LUBBOCK -- Opponents of a plan to allow nuclear waste from 36 other states to be buried near the Texas-New Mexico border raised their concerns Thursday at a public hearing, complaining that the rules are being rushed through the approval process.
Craig McDonald of Texans for Public Justice was among the 25 people who argued against the proposal during the meeting of the Texas Low-Level Radioactive Waste Disposal Compact Commission in Austin. He called it a "rush to radiation," suggesting the 30-day comment period that ends Dec. 26 doesn't allow nearly enough time to weigh the issues, particularly because it comes during the holiday season.
"In the development of the timeline for this rule the commercial interests have been placed well ahead of the public interest," he said. "Public safety and fiscal responsibility demand a much more thorough examination of the consequences of the adoption of this rule."
But Rick Jacobi, a licensed nuclear engineer speaking on behalf of the company that operates the site, Dallas-based Waste Control Specialists, said the commission has given the public ample time to comment.
"This rule has been more than thoroughly reviewed, debated, discussed, amended and considered by both the public and the commission," Jacobi said.
A previous set of rules withdrawn for revisions this summer had allowed for a 90-day comment period.
Opponents of the plan far outnumbered the supporters at the meeting and expressed concerns about the potential dangers of transporting the waste and the threat to the Ogallala Aquifer and other groundwater sources should radiation leak from the site. Supporters of the site say the Ogallala is not beneath the property.

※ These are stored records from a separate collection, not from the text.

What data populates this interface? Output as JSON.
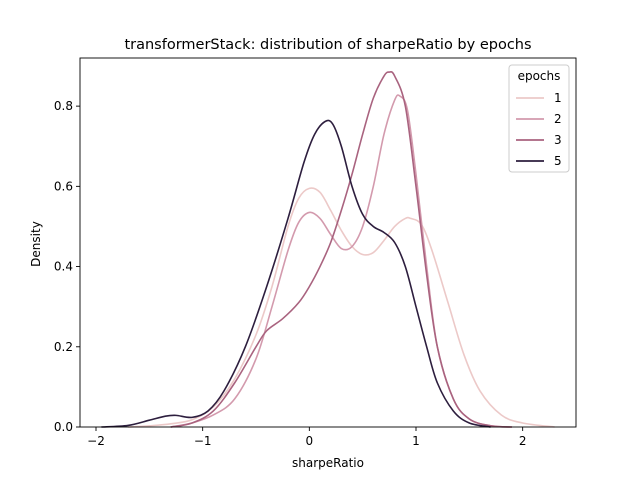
{
  "chart_data": {
    "type": "line",
    "title": "transformerStack: distribution of sharpeRatio by epochs",
    "xlabel": "sharpeRatio",
    "ylabel": "Density",
    "xlim": [
      -2.15,
      2.5
    ],
    "ylim": [
      0,
      0.92
    ],
    "xticks": [
      -2,
      -1,
      0,
      1,
      2
    ],
    "yticks": [
      0.0,
      0.2,
      0.4,
      0.6,
      0.8
    ],
    "grid": false,
    "legend": {
      "title": "epochs",
      "placement": "top-right"
    },
    "series": [
      {
        "name": "1",
        "color": "#ecc9c8",
        "points": [
          [
            -1.7,
            0.0
          ],
          [
            -1.5,
            0.003
          ],
          [
            -1.3,
            0.008
          ],
          [
            -1.1,
            0.018
          ],
          [
            -0.9,
            0.05
          ],
          [
            -0.7,
            0.12
          ],
          [
            -0.5,
            0.23
          ],
          [
            -0.35,
            0.35
          ],
          [
            -0.2,
            0.5
          ],
          [
            -0.1,
            0.57
          ],
          [
            0.0,
            0.595
          ],
          [
            0.1,
            0.585
          ],
          [
            0.2,
            0.54
          ],
          [
            0.3,
            0.49
          ],
          [
            0.4,
            0.45
          ],
          [
            0.5,
            0.43
          ],
          [
            0.6,
            0.435
          ],
          [
            0.7,
            0.465
          ],
          [
            0.8,
            0.5
          ],
          [
            0.9,
            0.52
          ],
          [
            0.95,
            0.52
          ],
          [
            1.05,
            0.505
          ],
          [
            1.15,
            0.44
          ],
          [
            1.3,
            0.31
          ],
          [
            1.45,
            0.18
          ],
          [
            1.6,
            0.09
          ],
          [
            1.8,
            0.03
          ],
          [
            2.0,
            0.01
          ],
          [
            2.3,
            0.0
          ]
        ]
      },
      {
        "name": "2",
        "color": "#d39aad",
        "points": [
          [
            -1.3,
            0.0
          ],
          [
            -1.1,
            0.01
          ],
          [
            -0.9,
            0.03
          ],
          [
            -0.7,
            0.07
          ],
          [
            -0.5,
            0.17
          ],
          [
            -0.35,
            0.3
          ],
          [
            -0.2,
            0.44
          ],
          [
            -0.1,
            0.51
          ],
          [
            0.0,
            0.535
          ],
          [
            0.1,
            0.52
          ],
          [
            0.2,
            0.48
          ],
          [
            0.3,
            0.445
          ],
          [
            0.4,
            0.45
          ],
          [
            0.5,
            0.5
          ],
          [
            0.6,
            0.6
          ],
          [
            0.7,
            0.73
          ],
          [
            0.8,
            0.815
          ],
          [
            0.85,
            0.825
          ],
          [
            0.92,
            0.79
          ],
          [
            1.0,
            0.63
          ],
          [
            1.1,
            0.4
          ],
          [
            1.2,
            0.2
          ],
          [
            1.35,
            0.07
          ],
          [
            1.5,
            0.02
          ],
          [
            1.7,
            0.003
          ],
          [
            1.9,
            0.0
          ]
        ]
      },
      {
        "name": "3",
        "color": "#a9637f",
        "points": [
          [
            -1.3,
            0.0
          ],
          [
            -1.1,
            0.01
          ],
          [
            -0.9,
            0.04
          ],
          [
            -0.7,
            0.11
          ],
          [
            -0.5,
            0.2
          ],
          [
            -0.4,
            0.24
          ],
          [
            -0.25,
            0.27
          ],
          [
            -0.1,
            0.31
          ],
          [
            0.0,
            0.35
          ],
          [
            0.1,
            0.4
          ],
          [
            0.2,
            0.46
          ],
          [
            0.3,
            0.54
          ],
          [
            0.4,
            0.63
          ],
          [
            0.5,
            0.73
          ],
          [
            0.6,
            0.82
          ],
          [
            0.7,
            0.875
          ],
          [
            0.75,
            0.885
          ],
          [
            0.8,
            0.875
          ],
          [
            0.9,
            0.8
          ],
          [
            1.0,
            0.6
          ],
          [
            1.1,
            0.38
          ],
          [
            1.2,
            0.2
          ],
          [
            1.35,
            0.07
          ],
          [
            1.5,
            0.02
          ],
          [
            1.7,
            0.003
          ],
          [
            1.9,
            0.0
          ]
        ]
      },
      {
        "name": "5",
        "color": "#2d1e3e",
        "points": [
          [
            -1.95,
            0.0
          ],
          [
            -1.7,
            0.004
          ],
          [
            -1.5,
            0.017
          ],
          [
            -1.35,
            0.027
          ],
          [
            -1.25,
            0.029
          ],
          [
            -1.1,
            0.024
          ],
          [
            -0.95,
            0.04
          ],
          [
            -0.8,
            0.09
          ],
          [
            -0.6,
            0.2
          ],
          [
            -0.4,
            0.35
          ],
          [
            -0.2,
            0.52
          ],
          [
            -0.05,
            0.66
          ],
          [
            0.05,
            0.73
          ],
          [
            0.15,
            0.762
          ],
          [
            0.22,
            0.755
          ],
          [
            0.3,
            0.7
          ],
          [
            0.4,
            0.6
          ],
          [
            0.5,
            0.53
          ],
          [
            0.6,
            0.5
          ],
          [
            0.7,
            0.485
          ],
          [
            0.8,
            0.46
          ],
          [
            0.9,
            0.4
          ],
          [
            1.0,
            0.3
          ],
          [
            1.1,
            0.2
          ],
          [
            1.2,
            0.11
          ],
          [
            1.35,
            0.04
          ],
          [
            1.5,
            0.01
          ],
          [
            1.7,
            0.0
          ]
        ]
      }
    ]
  }
}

The eight-member commission made up of appointees by the governors of Texas and Vermont approved the wording of the proposed rules last month. Those states have a compact that allows both states to bury nuclear waste at the privately operated site in West Texas.
Waste Control Specialists, which got its license to dispose of low-level nuclear waste last year, has yet to receive final approval from Texas environmental regulators to build the compact's disposal facility 30 miles west of Andrews.

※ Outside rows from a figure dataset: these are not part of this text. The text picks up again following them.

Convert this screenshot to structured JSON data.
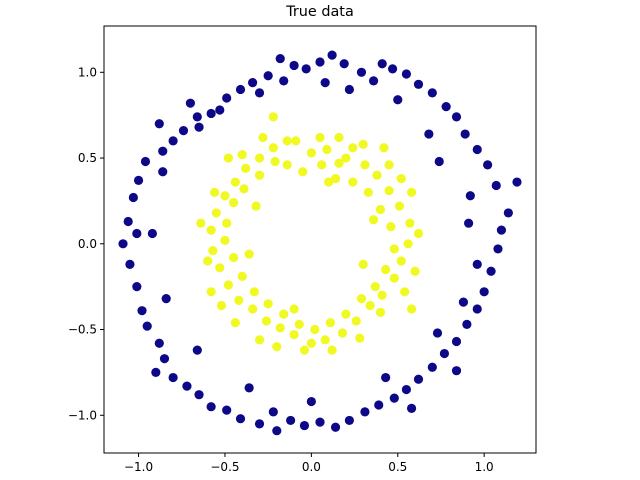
{
  "chart_data": {
    "type": "scatter",
    "title": "True data",
    "xlabel": "",
    "ylabel": "",
    "xlim": [
      -1.2,
      1.3
    ],
    "ylim": [
      -1.22,
      1.27
    ],
    "xticks": [
      -1.0,
      -0.5,
      0.0,
      0.5,
      1.0
    ],
    "xtick_labels": [
      "−1.0",
      "−0.5",
      "0.0",
      "0.5",
      "1.0"
    ],
    "yticks": [
      -1.0,
      -0.5,
      0.0,
      0.5,
      1.0
    ],
    "ytick_labels": [
      "−1.0",
      "−0.5",
      "0.0",
      "0.5",
      "1.0"
    ],
    "grid": false,
    "legend": "none",
    "colors": {
      "outer": "#0d0887",
      "inner": "#f0f921"
    },
    "series": [
      {
        "color": "#0d0887",
        "points": [
          [
            -0.18,
            1.08
          ],
          [
            -0.1,
            1.04
          ],
          [
            -0.03,
            1.02
          ],
          [
            0.05,
            1.06
          ],
          [
            0.12,
            1.1
          ],
          [
            0.19,
            1.05
          ],
          [
            0.29,
            1.0
          ],
          [
            0.36,
            0.95
          ],
          [
            -0.25,
            0.98
          ],
          [
            -0.34,
            0.94
          ],
          [
            -0.41,
            0.9
          ],
          [
            -0.49,
            0.85
          ],
          [
            -0.58,
            0.76
          ],
          [
            -0.66,
            0.74
          ],
          [
            -0.74,
            0.66
          ],
          [
            -0.8,
            0.6
          ],
          [
            -0.86,
            0.54
          ],
          [
            -0.96,
            0.48
          ],
          [
            -1.0,
            0.37
          ],
          [
            -1.03,
            0.27
          ],
          [
            -1.06,
            0.13
          ],
          [
            -1.09,
            0.0
          ],
          [
            -1.05,
            -0.12
          ],
          [
            -1.01,
            -0.25
          ],
          [
            -0.98,
            -0.39
          ],
          [
            -0.95,
            -0.48
          ],
          [
            -0.88,
            -0.58
          ],
          [
            -0.85,
            -0.67
          ],
          [
            -0.8,
            -0.78
          ],
          [
            -0.72,
            -0.83
          ],
          [
            -0.65,
            -0.88
          ],
          [
            -0.58,
            -0.95
          ],
          [
            -0.49,
            -0.97
          ],
          [
            -0.41,
            -1.02
          ],
          [
            -0.3,
            -1.05
          ],
          [
            -0.2,
            -1.09
          ],
          [
            -0.12,
            -1.03
          ],
          [
            -0.04,
            -1.06
          ],
          [
            0.05,
            -1.04
          ],
          [
            0.14,
            -1.07
          ],
          [
            0.22,
            -1.03
          ],
          [
            0.31,
            -0.98
          ],
          [
            0.39,
            -0.94
          ],
          [
            0.48,
            -0.9
          ],
          [
            0.55,
            -0.85
          ],
          [
            0.62,
            -0.79
          ],
          [
            0.7,
            -0.72
          ],
          [
            0.77,
            -0.64
          ],
          [
            0.84,
            -0.57
          ],
          [
            0.9,
            -0.47
          ],
          [
            0.96,
            -0.38
          ],
          [
            1.0,
            -0.28
          ],
          [
            1.04,
            -0.16
          ],
          [
            1.08,
            -0.03
          ],
          [
            1.1,
            0.08
          ],
          [
            1.14,
            0.18
          ],
          [
            1.19,
            0.36
          ],
          [
            1.07,
            0.34
          ],
          [
            1.02,
            0.46
          ],
          [
            0.96,
            0.55
          ],
          [
            0.89,
            0.64
          ],
          [
            0.84,
            0.74
          ],
          [
            0.78,
            0.8
          ],
          [
            0.7,
            0.88
          ],
          [
            0.62,
            0.93
          ],
          [
            0.55,
            0.99
          ],
          [
            0.47,
            1.02
          ],
          [
            0.41,
            1.05
          ],
          [
            -0.7,
            0.82
          ],
          [
            -0.53,
            0.78
          ],
          [
            -0.16,
            0.95
          ],
          [
            0.22,
            0.9
          ],
          [
            0.68,
            0.64
          ],
          [
            0.92,
            0.28
          ],
          [
            0.96,
            -0.12
          ],
          [
            0.88,
            -0.34
          ],
          [
            0.73,
            -0.52
          ],
          [
            0.43,
            -0.78
          ],
          [
            0.0,
            -0.92
          ],
          [
            -0.36,
            -0.84
          ],
          [
            -0.66,
            -0.62
          ],
          [
            -0.84,
            -0.32
          ],
          [
            -0.92,
            0.06
          ],
          [
            -0.86,
            0.42
          ],
          [
            -0.65,
            0.68
          ],
          [
            -0.3,
            0.88
          ],
          [
            0.08,
            0.94
          ],
          [
            0.5,
            0.84
          ],
          [
            0.74,
            0.48
          ],
          [
            0.91,
            0.12
          ],
          [
            0.84,
            -0.74
          ],
          [
            0.58,
            -0.96
          ],
          [
            -0.22,
            -0.98
          ],
          [
            -0.9,
            -0.75
          ],
          [
            -1.01,
            0.06
          ],
          [
            -0.88,
            0.7
          ]
        ]
      },
      {
        "color": "#f0f921",
        "points": [
          [
            -0.22,
            0.74
          ],
          [
            -0.09,
            0.6
          ],
          [
            0.0,
            0.53
          ],
          [
            0.09,
            0.55
          ],
          [
            0.16,
            0.47
          ],
          [
            0.24,
            0.56
          ],
          [
            0.31,
            0.46
          ],
          [
            0.38,
            0.4
          ],
          [
            0.45,
            0.31
          ],
          [
            0.51,
            0.22
          ],
          [
            0.57,
            0.12
          ],
          [
            0.56,
            0.0
          ],
          [
            0.52,
            -0.1
          ],
          [
            0.48,
            -0.2
          ],
          [
            0.41,
            -0.3
          ],
          [
            0.34,
            -0.36
          ],
          [
            0.26,
            -0.45
          ],
          [
            0.18,
            -0.52
          ],
          [
            0.08,
            -0.56
          ],
          [
            0.0,
            -0.58
          ],
          [
            -0.1,
            -0.53
          ],
          [
            -0.18,
            -0.49
          ],
          [
            -0.26,
            -0.45
          ],
          [
            -0.34,
            -0.38
          ],
          [
            -0.42,
            -0.33
          ],
          [
            -0.48,
            -0.24
          ],
          [
            -0.53,
            -0.14
          ],
          [
            -0.57,
            -0.04
          ],
          [
            -0.58,
            0.08
          ],
          [
            -0.55,
            0.18
          ],
          [
            -0.5,
            0.28
          ],
          [
            -0.44,
            0.36
          ],
          [
            -0.38,
            0.44
          ],
          [
            -0.3,
            0.5
          ],
          [
            -0.22,
            0.56
          ],
          [
            -0.14,
            0.46
          ],
          [
            -0.05,
            0.42
          ],
          [
            0.06,
            0.46
          ],
          [
            0.14,
            0.38
          ],
          [
            0.24,
            0.36
          ],
          [
            0.33,
            0.3
          ],
          [
            0.4,
            0.2
          ],
          [
            0.46,
            0.1
          ],
          [
            0.48,
            -0.03
          ],
          [
            0.43,
            -0.15
          ],
          [
            0.37,
            -0.25
          ],
          [
            0.29,
            -0.32
          ],
          [
            0.2,
            -0.41
          ],
          [
            0.11,
            -0.46
          ],
          [
            0.02,
            -0.5
          ],
          [
            -0.07,
            -0.47
          ],
          [
            -0.16,
            -0.41
          ],
          [
            -0.25,
            -0.35
          ],
          [
            -0.33,
            -0.28
          ],
          [
            -0.4,
            -0.19
          ],
          [
            -0.45,
            -0.08
          ],
          [
            -0.5,
            0.02
          ],
          [
            -0.49,
            0.12
          ],
          [
            -0.45,
            0.24
          ],
          [
            -0.39,
            0.32
          ],
          [
            -0.3,
            0.4
          ],
          [
            -0.21,
            0.48
          ],
          [
            0.05,
            0.62
          ],
          [
            0.45,
            0.46
          ],
          [
            0.58,
            0.3
          ],
          [
            0.6,
            -0.16
          ],
          [
            0.4,
            -0.4
          ],
          [
            -0.04,
            -0.62
          ],
          [
            -0.44,
            -0.46
          ],
          [
            -0.6,
            -0.1
          ],
          [
            -0.56,
            0.3
          ],
          [
            -0.28,
            0.62
          ],
          [
            0.2,
            0.5
          ],
          [
            0.52,
            0.38
          ],
          [
            0.54,
            -0.28
          ],
          [
            0.12,
            -0.62
          ],
          [
            -0.3,
            -0.56
          ],
          [
            -0.64,
            0.12
          ],
          [
            -0.48,
            0.5
          ],
          [
            0.3,
            0.58
          ],
          [
            0.62,
            0.06
          ],
          [
            0.28,
            -0.55
          ],
          [
            -0.2,
            -0.6
          ],
          [
            -0.52,
            -0.36
          ],
          [
            -0.4,
            0.52
          ],
          [
            0.1,
            0.36
          ],
          [
            0.36,
            0.14
          ],
          [
            0.3,
            -0.12
          ],
          [
            -0.1,
            -0.38
          ],
          [
            -0.36,
            -0.06
          ],
          [
            -0.32,
            0.22
          ],
          [
            -0.14,
            0.6
          ],
          [
            0.16,
            0.62
          ],
          [
            0.42,
            0.56
          ],
          [
            0.58,
            -0.38
          ],
          [
            -0.58,
            -0.28
          ]
        ]
      }
    ]
  }
}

The Texas Commission on Environmental Quality is considering an amendment to the company's disposal license that would modify the design and construction of the compact's site and change its environmental monitoring.
Texas and Vermont have already been given clearance to bury at the site once the facility is built. Federal waste will be disposed at the site but in a separate location on the property.
In the early 1980s, the federal government started urging states to build low-level nuclear waste landfills, either on their own or in cooperation with other states in compact systems Since then, South Carolina entered into a compact with New Jersey and Connecticut, agreeing to dispose of nuclear waste at a landfill that later accepted waste from dozens of other states.
Should the proposed rules be adopted by the commission, low-level radioactive waste from 36 other states could be also dumped at a privately run facility in a remote region of West Texas. Requests for importation or exportation would be considered on a case-by-case basis.
The waste would become the property of Texas once the disposal facility accepts the low-level waste, and the state would be liable for any possible future contamination after the facility closes.
If the more recent proposed rules are approved, the new disposal site would start taking worker clothing, glass, metal and other low-level materials currently stored at nuclear power plants, hospitals, universities and research labs.
The commission hasn't yet set a date for its next meeting.